Рациональная фармакотерапия в кардиологии (Mar 2018)
OUTPATIENT REGISTRY OF PATIENTS WITH ACUTE MYOCARDIAL INFARCTION (PROFILE-IM): DATA ON PREHOSPITAL THERAPY IN COMPARISON WITH THE LIS-3 REGISTRY
Abstract
Aim. To study the quality of prehospital therapy in patients with a history of acute coronary syndrome/acute myocardial infarction (ACS/AMI), and included in 2 registers: LIS-3 and PROFILE-IM.Material and methods. Data on therapy before the reference ACS in the hospital register LIS-3 (Lyubertsy town, 01.11.2013-31.07.2015) and in the AMI outpatient registry PROFILE-IM (Moscow city polyclinic N9) were compared. Anonymized data from the case histories (320 patients from the LIS-3 registry) and outpatient charts (160 patients from the PROFILE-IM register) were analyzed.Results.

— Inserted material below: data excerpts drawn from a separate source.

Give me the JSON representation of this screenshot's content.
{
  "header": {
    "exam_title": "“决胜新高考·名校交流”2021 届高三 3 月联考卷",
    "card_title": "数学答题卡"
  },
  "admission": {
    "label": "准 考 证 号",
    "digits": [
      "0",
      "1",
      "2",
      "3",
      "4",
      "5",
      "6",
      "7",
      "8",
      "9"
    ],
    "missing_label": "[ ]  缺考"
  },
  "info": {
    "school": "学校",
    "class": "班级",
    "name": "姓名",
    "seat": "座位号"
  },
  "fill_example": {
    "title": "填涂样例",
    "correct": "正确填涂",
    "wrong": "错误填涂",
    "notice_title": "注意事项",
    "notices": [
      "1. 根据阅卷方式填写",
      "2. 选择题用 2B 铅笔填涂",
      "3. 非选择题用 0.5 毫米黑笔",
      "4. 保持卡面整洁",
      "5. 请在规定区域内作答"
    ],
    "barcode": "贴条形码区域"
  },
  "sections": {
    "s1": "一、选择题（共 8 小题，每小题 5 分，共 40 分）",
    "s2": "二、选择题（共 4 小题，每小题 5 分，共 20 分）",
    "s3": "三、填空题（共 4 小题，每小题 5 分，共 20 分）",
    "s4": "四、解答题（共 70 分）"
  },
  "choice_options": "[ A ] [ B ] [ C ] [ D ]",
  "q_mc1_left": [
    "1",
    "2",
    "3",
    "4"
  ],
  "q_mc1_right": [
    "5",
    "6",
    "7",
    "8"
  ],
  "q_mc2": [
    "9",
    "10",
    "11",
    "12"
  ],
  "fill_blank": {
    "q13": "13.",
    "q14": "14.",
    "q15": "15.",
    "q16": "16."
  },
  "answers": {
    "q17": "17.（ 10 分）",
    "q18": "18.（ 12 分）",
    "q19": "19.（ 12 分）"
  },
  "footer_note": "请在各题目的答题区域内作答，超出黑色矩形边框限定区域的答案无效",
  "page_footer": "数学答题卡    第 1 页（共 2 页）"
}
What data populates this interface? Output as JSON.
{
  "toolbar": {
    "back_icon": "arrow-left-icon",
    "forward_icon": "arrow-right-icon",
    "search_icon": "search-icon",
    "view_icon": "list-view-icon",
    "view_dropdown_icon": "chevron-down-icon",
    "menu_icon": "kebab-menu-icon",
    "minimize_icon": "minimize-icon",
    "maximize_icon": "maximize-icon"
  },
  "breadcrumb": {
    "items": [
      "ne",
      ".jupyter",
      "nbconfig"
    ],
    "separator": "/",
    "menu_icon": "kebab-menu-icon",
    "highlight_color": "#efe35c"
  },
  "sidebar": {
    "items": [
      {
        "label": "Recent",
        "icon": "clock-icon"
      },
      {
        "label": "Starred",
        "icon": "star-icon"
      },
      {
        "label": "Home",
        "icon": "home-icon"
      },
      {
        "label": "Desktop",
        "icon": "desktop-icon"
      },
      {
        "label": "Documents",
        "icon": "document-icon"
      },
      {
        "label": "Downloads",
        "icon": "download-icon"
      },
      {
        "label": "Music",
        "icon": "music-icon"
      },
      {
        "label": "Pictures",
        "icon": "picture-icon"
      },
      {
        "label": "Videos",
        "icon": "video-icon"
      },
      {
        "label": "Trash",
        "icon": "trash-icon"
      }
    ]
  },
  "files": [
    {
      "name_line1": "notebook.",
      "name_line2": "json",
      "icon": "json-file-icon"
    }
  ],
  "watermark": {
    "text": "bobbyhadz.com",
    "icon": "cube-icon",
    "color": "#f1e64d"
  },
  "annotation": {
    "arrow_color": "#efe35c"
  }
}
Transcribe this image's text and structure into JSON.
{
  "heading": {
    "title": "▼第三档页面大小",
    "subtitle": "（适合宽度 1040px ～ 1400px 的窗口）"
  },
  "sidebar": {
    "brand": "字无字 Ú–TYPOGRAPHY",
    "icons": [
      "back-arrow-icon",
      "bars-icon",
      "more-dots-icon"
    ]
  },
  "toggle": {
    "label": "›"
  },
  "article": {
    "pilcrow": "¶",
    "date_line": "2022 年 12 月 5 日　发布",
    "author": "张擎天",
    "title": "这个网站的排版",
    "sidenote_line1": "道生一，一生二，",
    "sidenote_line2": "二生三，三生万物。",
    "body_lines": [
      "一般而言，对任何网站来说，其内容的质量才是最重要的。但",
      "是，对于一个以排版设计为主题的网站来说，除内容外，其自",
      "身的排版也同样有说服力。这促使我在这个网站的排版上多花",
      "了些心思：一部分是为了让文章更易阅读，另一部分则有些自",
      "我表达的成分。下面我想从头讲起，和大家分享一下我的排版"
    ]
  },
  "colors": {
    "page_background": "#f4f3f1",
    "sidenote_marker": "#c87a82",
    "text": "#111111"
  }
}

Angiotensin-converting enzyme inhibitors/angiotensin receptor blockers before AMI in patients from PROFILE-MI were prescribed significantly more often than in the LIS-3 registry (49.4% vs 39.4%, respectively, p<0.05), as well as calcium channel blockers – 6.7% vs 5.3%, respectively (p<0.05). The frequency of prescription of statins, antiplatelet agents and anticoagulants before reference AMI in patients of both registers did not differ significantly. Assessment of adherence to treatment was performed in the PROFILE-IM registry. 56 (35.0%) patients did not take medication. Among cases with pharmacotherapy only 41 (39.4%) patients had regular taking, and 24 (23.1%) took medication in worsening health, 39 (37.5%) had only short medication courses. Similar data were revealed in patients already having ischemic heart disease.Conclusion. Primary and secondary drug prevention of AMI in both registries did not meet modern clinical guidelines. This was especially true for patients with already established ischemic heart disease and to the greatest extent, according to both registries, refers to drugs from the statin group.